重構的主要目的就是為了提升可讀性，以及為了日後有了需求的變化時，可以更容易因應修改或是擴充。

一些常見的「Bad smell」^[2]

Duplicated Code
在作業中，常因為要測試很多種方法，而使某些程式碼不斷的重複，可使用:
- Extract method
- Form Template Method
Long Method
Programming people have realized that the longer a procedure is, the more difficult it is to understand.
- 有可另外提出的程式碼: Extract method
- 太多的 temporary variables: Replace Temp with Query
Comments
需要comment表示這段程式碼充滿妨礙閱讀的 bad smell，先 refactoring 後，往往就不需要 comment 了
- 需要註解一段程式碼: Extract Method
- 需要註解的程式碼已是 method: Rename Method
- 需要註解執行程式的必要條件: Introduce assertion(老師常用！)

實驗實作

開發環境

baimao@baimao-Aspire-V5-573G:~$ lscpu
Architecture:          x86_64
CPU 作業模式：    32-bit, 64-bit
Byte Order:            Little Endian
CPU(s):                4
On-line CPU(s) list:   0-3
每核心執行緒數：2
每通訊端核心數：2
Socket(s):             1
NUMA 節點：         1
供應商識別號：  GenuineIntel
CPU 家族：          6
型號：              69
Model name:            Intel(R) Core(TM) i5-4200U CPU @ 1.60GHz
製程：              1
CPU MHz：             1711.242
CPU max MHz:           2600.0000
CPU min MHz:           800.0000
BogoMIPS:              4589.38
虛擬：              VT-x
L1d 快取：          32K
L1i 快取：          32K
L2 快取：           256K
L3 快取：           3072K
NUMA node0 CPU(s):     0-3

原始效能分析

記得 echo 3 | sudo tee /proc/sys/vm/drop_caches 清空 cache

$ ./phonebook_orig

size of entry : 136 bytes
execution time of append() : 0.111719 sec
execution time of findName() : 0.005537 sec

perf orig

 Performance counter stats for './phonebook_orig' (100 runs):

         1,202,610      cache-misses              #   78.679 % of all cache refs      ( +-  0.49% )
         1,528,504      cache-references                                              ( +-  0.19% )
       320,439,956      instructions              #    1.48  insn per cycle           ( +-  0.02% )
       216,931,003      cycles                                                        ( +-  0.15% )

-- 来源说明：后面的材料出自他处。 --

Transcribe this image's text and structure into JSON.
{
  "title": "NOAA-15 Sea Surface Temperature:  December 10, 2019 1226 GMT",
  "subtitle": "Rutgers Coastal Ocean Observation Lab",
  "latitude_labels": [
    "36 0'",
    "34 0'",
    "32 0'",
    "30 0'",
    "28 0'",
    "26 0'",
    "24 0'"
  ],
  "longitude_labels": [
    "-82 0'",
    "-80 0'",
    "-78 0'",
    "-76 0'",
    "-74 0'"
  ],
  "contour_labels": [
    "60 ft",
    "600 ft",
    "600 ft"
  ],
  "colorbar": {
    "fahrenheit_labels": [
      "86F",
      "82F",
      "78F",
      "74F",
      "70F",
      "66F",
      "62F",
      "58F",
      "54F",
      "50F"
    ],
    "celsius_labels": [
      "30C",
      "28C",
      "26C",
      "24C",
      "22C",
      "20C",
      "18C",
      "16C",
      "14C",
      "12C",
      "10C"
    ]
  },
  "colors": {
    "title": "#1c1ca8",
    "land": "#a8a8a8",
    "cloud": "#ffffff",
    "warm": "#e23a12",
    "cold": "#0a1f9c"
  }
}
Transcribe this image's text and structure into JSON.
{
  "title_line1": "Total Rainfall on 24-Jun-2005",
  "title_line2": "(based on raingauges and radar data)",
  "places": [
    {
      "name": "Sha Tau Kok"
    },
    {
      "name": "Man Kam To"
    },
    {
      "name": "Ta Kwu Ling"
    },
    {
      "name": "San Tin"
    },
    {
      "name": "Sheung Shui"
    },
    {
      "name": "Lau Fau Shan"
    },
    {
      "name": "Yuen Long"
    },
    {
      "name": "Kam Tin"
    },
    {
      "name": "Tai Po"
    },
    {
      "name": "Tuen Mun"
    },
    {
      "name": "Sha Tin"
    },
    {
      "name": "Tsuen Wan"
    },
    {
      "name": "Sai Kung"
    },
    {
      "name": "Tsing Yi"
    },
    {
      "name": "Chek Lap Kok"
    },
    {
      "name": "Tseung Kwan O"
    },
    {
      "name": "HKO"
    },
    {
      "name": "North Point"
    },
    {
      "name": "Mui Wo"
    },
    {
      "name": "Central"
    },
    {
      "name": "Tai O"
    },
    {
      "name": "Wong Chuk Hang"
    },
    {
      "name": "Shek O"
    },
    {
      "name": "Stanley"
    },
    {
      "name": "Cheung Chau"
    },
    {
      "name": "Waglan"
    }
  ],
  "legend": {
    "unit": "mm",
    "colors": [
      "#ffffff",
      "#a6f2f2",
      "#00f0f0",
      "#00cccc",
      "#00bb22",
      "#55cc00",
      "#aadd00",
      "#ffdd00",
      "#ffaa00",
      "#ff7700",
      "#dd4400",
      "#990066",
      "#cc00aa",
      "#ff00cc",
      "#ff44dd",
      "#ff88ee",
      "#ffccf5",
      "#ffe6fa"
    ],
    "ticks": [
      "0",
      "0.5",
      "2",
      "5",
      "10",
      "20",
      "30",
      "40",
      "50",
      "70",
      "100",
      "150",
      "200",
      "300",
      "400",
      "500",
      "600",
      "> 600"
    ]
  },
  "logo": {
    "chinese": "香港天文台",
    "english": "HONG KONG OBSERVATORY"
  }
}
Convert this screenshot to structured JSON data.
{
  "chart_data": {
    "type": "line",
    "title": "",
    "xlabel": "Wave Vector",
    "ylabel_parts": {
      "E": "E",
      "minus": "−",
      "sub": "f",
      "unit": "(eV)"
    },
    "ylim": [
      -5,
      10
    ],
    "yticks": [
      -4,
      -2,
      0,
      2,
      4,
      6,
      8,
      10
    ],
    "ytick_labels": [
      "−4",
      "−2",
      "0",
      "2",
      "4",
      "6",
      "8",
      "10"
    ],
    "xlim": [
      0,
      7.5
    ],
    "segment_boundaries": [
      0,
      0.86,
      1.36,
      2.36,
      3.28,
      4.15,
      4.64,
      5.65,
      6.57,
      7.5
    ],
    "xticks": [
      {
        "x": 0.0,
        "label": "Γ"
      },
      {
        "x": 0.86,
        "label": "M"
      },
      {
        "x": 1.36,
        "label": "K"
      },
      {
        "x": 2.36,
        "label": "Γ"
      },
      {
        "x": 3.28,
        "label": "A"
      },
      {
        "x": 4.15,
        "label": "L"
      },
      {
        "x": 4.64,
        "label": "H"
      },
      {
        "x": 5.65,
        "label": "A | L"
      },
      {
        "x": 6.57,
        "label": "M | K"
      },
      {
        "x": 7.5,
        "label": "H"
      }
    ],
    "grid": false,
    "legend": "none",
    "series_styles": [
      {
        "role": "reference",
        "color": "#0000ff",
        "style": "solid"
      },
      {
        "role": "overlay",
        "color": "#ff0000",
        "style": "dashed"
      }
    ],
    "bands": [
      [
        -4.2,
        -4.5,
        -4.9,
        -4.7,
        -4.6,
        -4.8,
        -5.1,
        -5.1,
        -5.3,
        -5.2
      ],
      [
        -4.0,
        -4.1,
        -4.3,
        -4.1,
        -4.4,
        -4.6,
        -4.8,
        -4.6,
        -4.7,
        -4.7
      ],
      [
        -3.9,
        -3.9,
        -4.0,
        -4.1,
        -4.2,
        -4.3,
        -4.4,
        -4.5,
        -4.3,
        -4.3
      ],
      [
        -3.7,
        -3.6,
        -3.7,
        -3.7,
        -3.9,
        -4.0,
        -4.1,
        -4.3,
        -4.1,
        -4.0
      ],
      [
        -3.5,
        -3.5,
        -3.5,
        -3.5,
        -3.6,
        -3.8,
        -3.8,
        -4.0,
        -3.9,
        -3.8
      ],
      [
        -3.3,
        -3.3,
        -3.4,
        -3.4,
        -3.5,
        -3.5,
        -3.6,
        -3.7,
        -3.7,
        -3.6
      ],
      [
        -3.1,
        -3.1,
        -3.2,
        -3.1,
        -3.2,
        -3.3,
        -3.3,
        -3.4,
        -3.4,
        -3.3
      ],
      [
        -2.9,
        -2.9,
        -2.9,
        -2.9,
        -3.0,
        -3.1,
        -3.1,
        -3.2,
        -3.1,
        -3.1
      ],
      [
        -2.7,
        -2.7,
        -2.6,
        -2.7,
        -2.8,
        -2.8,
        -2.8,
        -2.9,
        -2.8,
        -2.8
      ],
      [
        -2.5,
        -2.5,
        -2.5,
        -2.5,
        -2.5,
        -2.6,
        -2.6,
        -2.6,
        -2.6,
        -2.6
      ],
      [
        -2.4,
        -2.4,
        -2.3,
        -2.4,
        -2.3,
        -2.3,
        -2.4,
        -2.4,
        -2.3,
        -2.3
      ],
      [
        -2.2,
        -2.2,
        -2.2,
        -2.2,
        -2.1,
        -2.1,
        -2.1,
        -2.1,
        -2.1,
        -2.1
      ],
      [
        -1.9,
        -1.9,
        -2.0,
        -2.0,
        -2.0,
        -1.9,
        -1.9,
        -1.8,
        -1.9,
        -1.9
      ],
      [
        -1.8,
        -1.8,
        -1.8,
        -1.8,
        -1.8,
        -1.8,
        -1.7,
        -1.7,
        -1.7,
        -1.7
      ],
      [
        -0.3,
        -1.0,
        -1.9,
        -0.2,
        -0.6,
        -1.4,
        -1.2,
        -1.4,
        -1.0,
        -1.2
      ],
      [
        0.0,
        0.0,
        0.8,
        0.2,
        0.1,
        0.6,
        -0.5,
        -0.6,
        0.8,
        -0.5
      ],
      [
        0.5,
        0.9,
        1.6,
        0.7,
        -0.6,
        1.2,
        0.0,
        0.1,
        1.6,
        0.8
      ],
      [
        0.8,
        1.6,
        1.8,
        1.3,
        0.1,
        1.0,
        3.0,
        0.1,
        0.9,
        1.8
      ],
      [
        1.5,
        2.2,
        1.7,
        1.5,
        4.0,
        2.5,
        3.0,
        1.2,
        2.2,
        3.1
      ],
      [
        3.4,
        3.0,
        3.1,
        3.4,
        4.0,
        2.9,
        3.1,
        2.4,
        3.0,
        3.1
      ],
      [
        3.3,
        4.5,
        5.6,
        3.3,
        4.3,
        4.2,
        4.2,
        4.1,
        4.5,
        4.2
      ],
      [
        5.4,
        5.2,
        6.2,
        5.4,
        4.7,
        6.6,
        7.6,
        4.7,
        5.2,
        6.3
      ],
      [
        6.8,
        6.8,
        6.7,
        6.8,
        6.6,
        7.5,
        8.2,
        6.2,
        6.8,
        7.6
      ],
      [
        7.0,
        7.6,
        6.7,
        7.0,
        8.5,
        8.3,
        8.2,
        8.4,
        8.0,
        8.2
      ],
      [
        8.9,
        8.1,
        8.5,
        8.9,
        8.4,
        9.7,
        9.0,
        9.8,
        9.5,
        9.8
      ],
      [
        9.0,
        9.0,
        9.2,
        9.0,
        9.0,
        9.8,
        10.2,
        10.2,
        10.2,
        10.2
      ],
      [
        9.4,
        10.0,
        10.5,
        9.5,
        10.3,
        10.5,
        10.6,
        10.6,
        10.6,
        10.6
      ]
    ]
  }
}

       0.087285532 seconds time elapsed                                          ( +-  0.27% )

./phonebook_opt 這裡預設的 thread_num = 4

orginal file size = 3206080
size of entry : 24 bytes
execution time of append() : 0.012572 sec
execution time of findName() : 0.003665 sec

perf opt THREAD=4

 Performance counter stats for './phonebook_opt' (100 runs):

           387,281      cache-misses              #   23.459 % of all cache refs      ( +-  0.47% )
         1,650,873      cache-references                                              ( +-  0.71% )
       247,715,431      instructions              #    1.43  insn per cycle           ( +-  0.09% )
       173,636,294      cycles                                                        ( +-  0.64% )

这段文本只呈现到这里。